A team led by Jeff Bezos' space company Blue Origin has won a coveted NASA contract to build a lunar module. This enables the US space agency to make a second flight to the moon: In 2021, SpaceX received an initial order worth three billion dollars from Tesla CEO Elon Musk. At the time, Bezos had drawn the short straw and unsuccessfully sued against the tender.

The NASA announcement in Washington was a long-awaited victory for Blue Origin, which had unsuccessfully applied for government contracts in the past. The space company prevailed over a competing bid from defense company Dynetics Inc.

Moon landing before the end of this decade

As part of the so-called Artemis program, astronauts are to land on the moon for the first time since the Apollo mission in 1972. The first missions with SpaceX's Starship system are planned later this decade.

The contract with Blue Origin is worth about $3.4 billion, said NASA executive Jim Free, with the company contributing "far more" than that amount, according to its own statement.

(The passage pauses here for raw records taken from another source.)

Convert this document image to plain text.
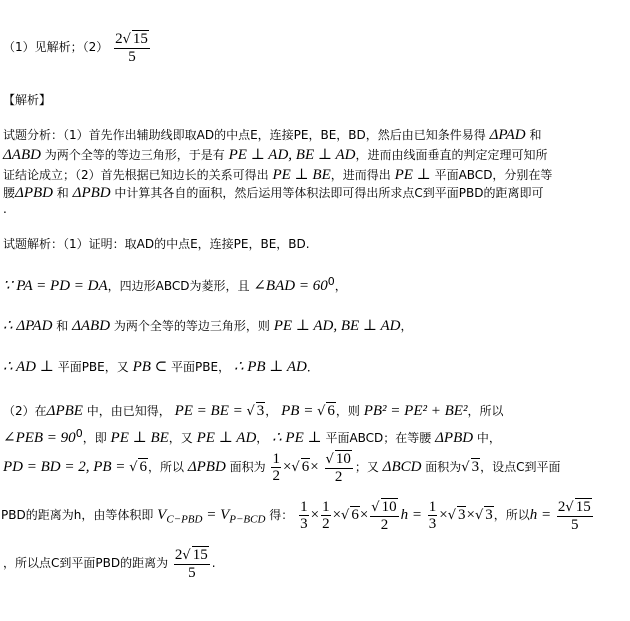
（1）见解析；$(2) \frac{2√ 15}{5}$
【解析】
试题分析：（1）首先作出辅助线即取AD的中点E，连接PE，BE，BD，然后由已知条件易得 ΔPAD 和
ΔABD 为两个全等的等边三角形，于是有 PE ⊥ AD, BE ⊥ AD，进而由线面垂直的判定定理可知所
证结论成立；（2）首先根据已知边长的关系可得出 PE ⊥ BE，进而得出 PE ⊥ 平面ABCD，分别在等
腰ΔPBD 和 ΔPBD 中计算其各自的面积，然后运用等体积法即可得出所求点C到平面PBD的距离即可
.
试题解析：（1）证明：取AD的中点E，连接PE，BE，BD.
∵ PA = PD = DA，四边形ABCD为菱形，且 ∠BAD = $60^0$，
∴ ΔPAD 和 ΔABD 为两个全等的等边三角形，则 PE ⊥ AD, BE ⊥ AD，
∴ AD ⊥ 平面PBE，又 PB ⊂ 平面PBE， ∴ PB ⊥ AD．
（2）在ΔPBE 中，由已知得， PE = BE = √ 3， PB = √ 6，则 PB² = PE² + BE²，所以
∠PEB = $90^0$，即 PE ⊥ BE，又 PE ⊥ AD， ∴ PE ⊥ 平面ABCD；在等腰 ΔPBD 中，
PD = BD = 2, PB = √ 6，所以 ΔPBD 面积为 $\frac{1}{2}$ ×√ $6\times \frac{√ 10}{2}$ ；又 ΔBCD 面积为√ 3，设点C到平面
PBD的距离为h，由等体积即 $V_{C-PBD} = V_{P-BCD}$ 得： $\frac{1}{3} \times \frac{1}{2}$ ×√ $6\times \frac{√ 10}{2}$ $h = \frac{1}{3}$ ×√ 3×√ 3，所以$h = \frac{2√ 15}{5}$
，所以点C到平面PBD的距离为 $\frac{2√ 15}{5}$ .
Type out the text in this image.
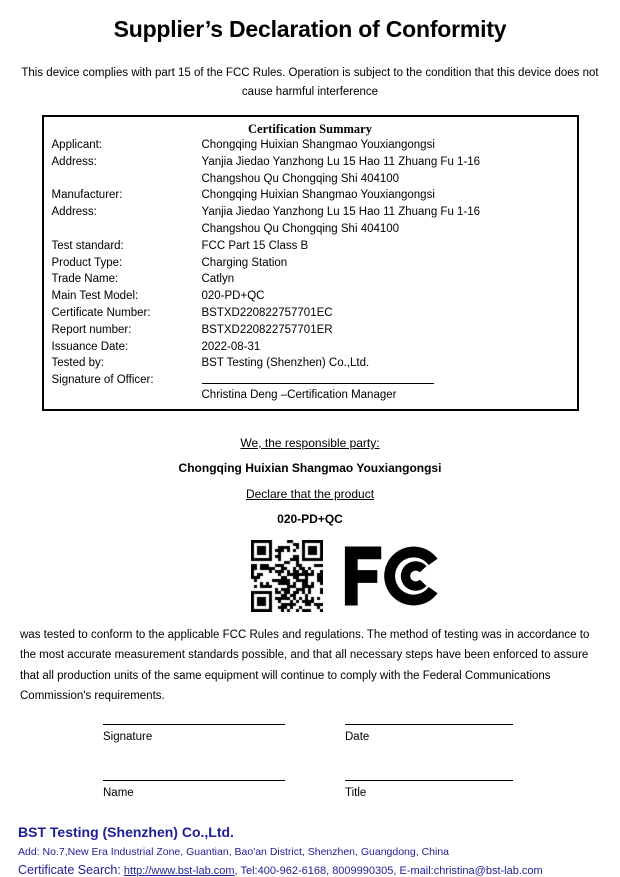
Supplier’s Declaration of Conformity
This device complies with part 15 of the FCC Rules. Operation is subject to the condition that this device does not cause harmful interference
Certification Summary
Applicant:	Chongqing Huixian Shangmao Youxiangongsi
Address:	Yanjia Jiedao Yanzhong Lu 15 Hao 11 Zhuang Fu 1-16
Changshou Qu Chongqing Shi 404100
Manufacturer:	Chongqing Huixian Shangmao Youxiangongsi
Address:	Yanjia Jiedao Yanzhong Lu 15 Hao 11 Zhuang Fu 1-16
Changshou Qu Chongqing Shi 404100
Test standard:	FCC Part 15 Class B
Product Type:	Charging Station
Trade Name:	Catlyn
Main Test Model:	020-PD+QC
Certificate Number:	BSTXD220822757701EC
Report number:	BSTXD220822757701ER
Issuance Date:	2022-08-31
Tested by:	BST Testing (Shenzhen) Co.,Ltd.
Signature of Officer:
Christina Deng –Certification Manager
We, the responsible party:
Chongqing Huixian Shangmao Youxiangongsi
Declare that the product
020-PD+QC
was tested to conform to the applicable FCC Rules and regulations. The method of testing was in accordance to the most accurate measurement standards possible, and that all necessary steps have been enforced to assure that all production units of the same equipment will continue to comply with the Federal Communications Commission's requirements.
Signature	Date
Name	Title
BST Testing (Shenzhen) Co.,Ltd.
Add: No.7,New Era Industrial Zone, Guantian, Bao'an District, Shenzhen, Guangdong, China
Certificate Search: http://www.bst-lab.com, Tel:400-962-6168, 8009990305, E-mail:christina@bst-lab.com
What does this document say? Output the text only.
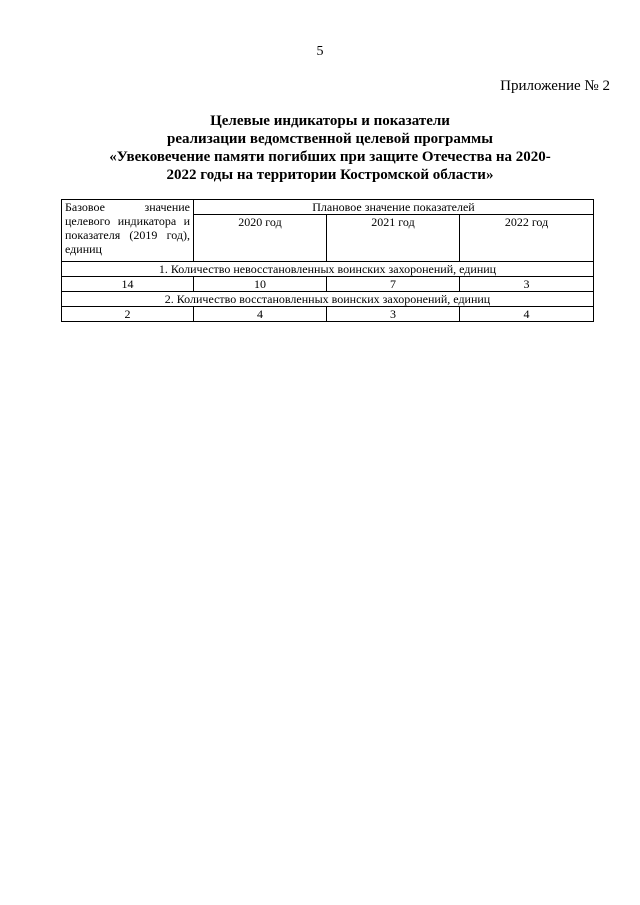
5
Приложение № 2
Целевые индикаторы и показатели
реализации ведомственной целевой программы
«Увековечение памяти погибших при защите Отечества на 2020-
2022 годы на территории Костромской области»
Базовое значение целевого индикатора и показателя (2019 год), единиц	Плановое значение показателей		
	2020 год	2021 год	2022 год
1. Количество невосстановленных воинских захоронений, единиц			
14	10	7	3
2. Количество восстановленных воинских захоронений, единиц			
2	4	3	4
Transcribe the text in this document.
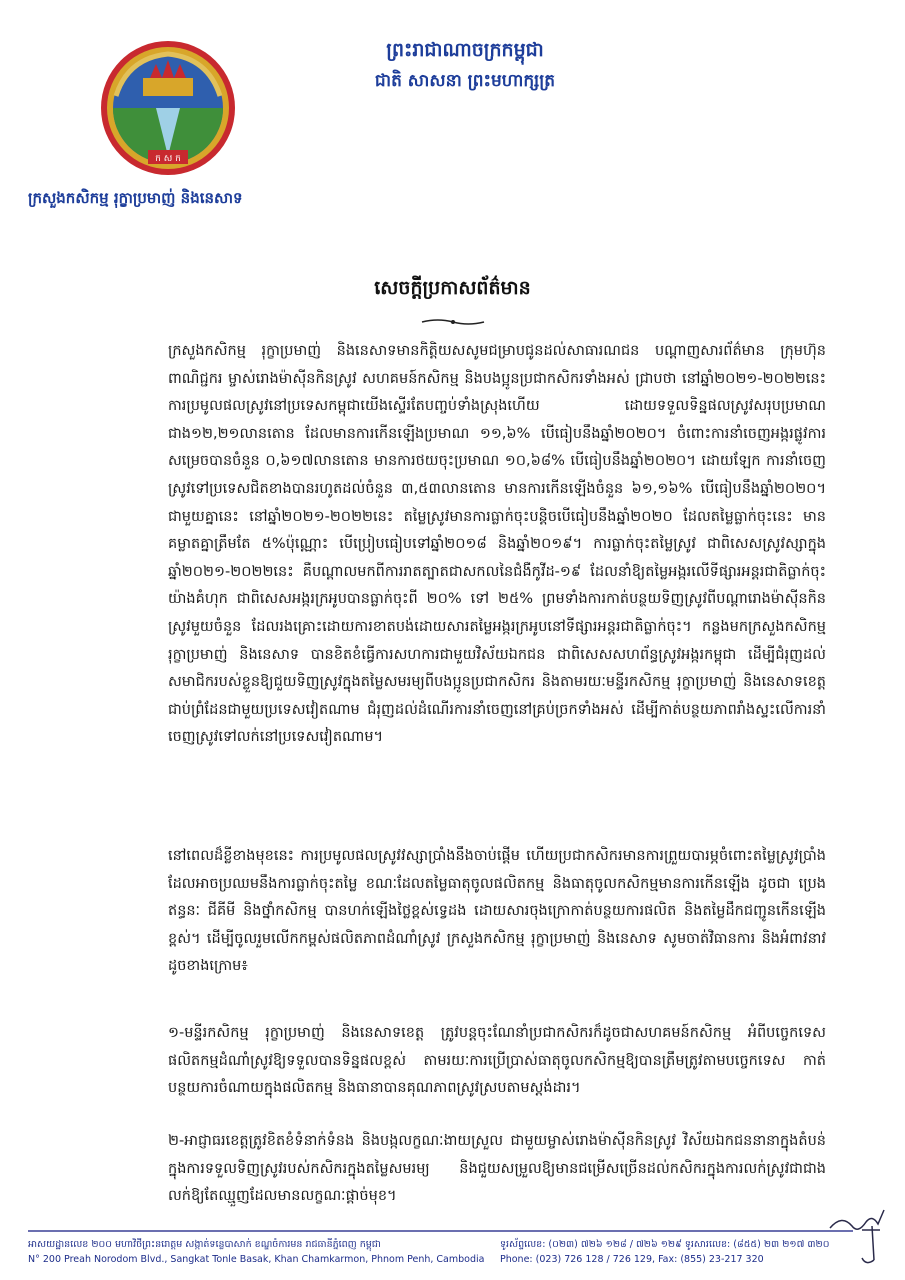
ក ស ក
ក្រសួងកសិកម្ម រុក្ខាប្រមាញ់ និងនេសាទ
ព្រះរាជាណាចក្រកម្ពុជា
ជាតិ សាសនា ព្រះមហាក្សត្រ
សេចក្តីប្រកាសព័ត៌មាន
ក្រសួងកសិកម្ម រុក្ខាប្រមាញ់ និងនេសាទមានកិត្តិយសសូមជម្រាបជូនដល់សាធារណជន បណ្តាញសារព័ត៌មាន ក្រុមហ៊ុន ពាណិជ្ជករ ម្ចាស់រោងម៉ាស៊ីនកិនស្រូវ សហគមន៍កសិកម្ម និងបងប្អូនប្រជាកសិករទាំងអស់ ជ្រាបថា នៅឆ្នាំ២០២១-២០២២នេះ ការប្រមូលផលស្រូវនៅប្រទេសកម្ពុជាយើងស្ទើរតែបញ្ចប់ទាំងស្រុងហើយ ដោយទទួលទិន្នផលស្រូវសរុបប្រមាណជាង១២,២១លានតោន ដែលមានការកើនឡើងប្រមាណ ១១,៦% បើធៀបនឹងឆ្នាំ២០២០។ ចំពោះការនាំចេញអង្ករផ្លូវការសម្រេចបានចំនួន ០,៦១៧លានតោន មានការថយចុះប្រមាណ ១០,៦៨% បើធៀបនឹងឆ្នាំ២០២០។ ដោយឡែក ការនាំចេញស្រូវទៅប្រទេសជិតខាងបានរហូតដល់ចំនួន ៣,៥៣លានតោន មានការកើនឡើងចំនួន ៦១,១៦% បើធៀបនឹងឆ្នាំ២០២០។ ជាមួយគ្នានេះ នៅឆ្នាំ២០២១-២០២២នេះ តម្លៃស្រូវមានការធ្លាក់ចុះបន្តិចបើធៀបនឹងឆ្នាំ២០២០ ដែលតម្លៃធ្លាក់ចុះនេះ មានគម្លាតគ្នាត្រឹមតែ ៥%ប៉ុណ្ណោះ បើប្រៀបធៀបទៅឆ្នាំ២០១៨ និងឆ្នាំ២០១៩។ ការធ្លាក់ចុះតម្លៃស្រូវ ជាពិសេសស្រូវស្សាក្នុងឆ្នាំ២០២១-២០២២នេះ គឺបណ្តាលមកពីការរាតត្បាតជាសកលនៃជំងឺកូវីដ-១៩ ដែលនាំឱ្យតម្លៃអង្ករលើទីផ្សារអន្តរជាតិធ្លាក់ចុះយ៉ាងគំហុក ជាពិសេសអង្ករក្រអូបបានធ្លាក់ចុះពី ២០% ទៅ ២៥% ព្រមទាំងការកាត់បន្ថយទិញស្រូវពីបណ្តារោងម៉ាស៊ីនកិនស្រូវមួយចំនួន ដែលរងគ្រោះដោយការខាតបង់ដោយសារតម្លៃអង្ករក្រអូបនៅទីផ្សារអន្តរជាតិធ្លាក់ចុះ។ កន្លងមកក្រសួងកសិកម្ម រុក្ខាប្រមាញ់ និងនេសាទ បានខិតខំធ្វើការសហការជាមួយវិស័យឯកជន ជាពិសេសសហព័ន្ធស្រូវអង្ករកម្ពុជា ដើម្បីជំរុញដល់សមាជិករបស់ខ្លួនឱ្យជួយទិញស្រូវក្នុងតម្លៃសមរម្យពីបងប្អូនប្រជាកសិករ និងតាមរយៈមន្ទីរកសិកម្ម រុក្ខាប្រមាញ់ និងនេសាទខេត្តជាប់ព្រំដែនជាមួយប្រទេសវៀតណាម ជំរុញដល់ដំណើរការនាំចេញនៅគ្រប់ច្រកទាំងអស់ ដើម្បីកាត់បន្ថយភាពរាំងស្ទះលើការនាំចេញស្រូវទៅលក់នៅប្រទេសវៀតណាម។
នៅពេលដ៏ខ្លីខាងមុខនេះ ការប្រមូលផលស្រូវវស្សាប្រាំងនឹងចាប់ផ្តើម ហើយប្រជាកសិករមានការព្រួយបារម្ភចំពោះតម្លៃស្រូវប្រាំងដែលអាចប្រឈមនឹងការធ្លាក់ចុះតម្លៃ ខណៈដែលតម្លៃធាតុចូលផលិតកម្ម និងធាតុចូលកសិកម្មមានការកើនឡើង ដូចជា ប្រេងឥន្ធនៈ ជីគីមី និងថ្នាំកសិកម្ម បានហក់ឡើងថ្លៃខ្ពស់ទ្វេដង ដោយសារចុងក្រោកាត់បន្ថយការផលិត និងតម្លៃដឹកជញ្ជូនកើនឡើងខ្ពស់។ ដើម្បីចូលរួមលើកកម្ពស់ផលិតភាពដំណាំស្រូវ ក្រសួងកសិកម្ម រុក្ខាប្រមាញ់ និងនេសាទ សូមចាត់វិធានការ និងអំពាវនាវដូចខាងក្រោម៖
១-មន្ទីរកសិកម្ម រុក្ខាប្រមាញ់ និងនេសាទខេត្ត ត្រូវបន្តចុះណែនាំប្រជាកសិករក៏ដូចជាសហគមន៍កសិកម្ម អំពីបច្ចេកទេសផលិតកម្មដំណាំស្រូវឱ្យទទួលបានទិន្នផលខ្ពស់ តាមរយៈការប្រើប្រាស់ធាតុចូលកសិកម្មឱ្យបានត្រឹមត្រូវតាមបច្ចេកទេស កាត់បន្ថយការចំណាយក្នុងផលិតកម្ម និងធានាបានគុណភាពស្រូវស្របតាមស្តង់ដារ។
២-អាជ្ញាធរខេត្តត្រូវខិតខំទំនាក់ទំនង និងបង្កលក្ខណៈងាយស្រួល ជាមួយម្ចាស់រោងម៉ាស៊ីនកិនស្រូវ វិស័យឯកជននានាក្នុងតំបន់ក្នុងការទទួលទិញស្រូវរបស់កសិករក្នុងតម្លៃសមរម្យ និងជួយសម្រួលឱ្យមានជម្រើសច្រើនដល់កសិករក្នុងការលក់ស្រូវជាជាងលក់ឱ្យតែឈ្មួញដែលមានលក្ខណៈផ្តាច់មុខ។
អាសយដ្ឋានលេខ ២០០ មហាវិថីព្រះនរោត្តម សង្កាត់ទន្លេបាសាក់ ខណ្ឌចំការមន រាជធានីភ្នំពេញ កម្ពុជា
N° 200 Preah Norodom Blvd., Sangkat Tonle Basak, Khan Chamkarmon, Phnom Penh, Cambodia
ទូរស័ព្ទលេខ: (០២៣) ៧២៦ ១២៨ / ៧២៦ ១២៩ ទូរសារលេខ: (៨៥៥) ២៣ ២១៧ ៣២០
Phone: (023) 726 128 / 726 129, Fax: (855) 23-217 320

We're honored to be on this journey with NASA and to land astronauts on the moon — this time we're staying," Amazon billionaire Bezos wrote in a tweet following the announcement.

Bezos has invested billions in the company since Blue Origin was founded in 2000 to compete against SpaceX in lucrative, commercial and government space contracts.

Blue Origin plans to build its 16-meter-tall Blue Moon lander in a partnership with Lockheed Martin, Boeing, space software company Draper and robotics company Astorobotic. The landing, scheduled for 2029, will bring two astronauts to the lunar surface.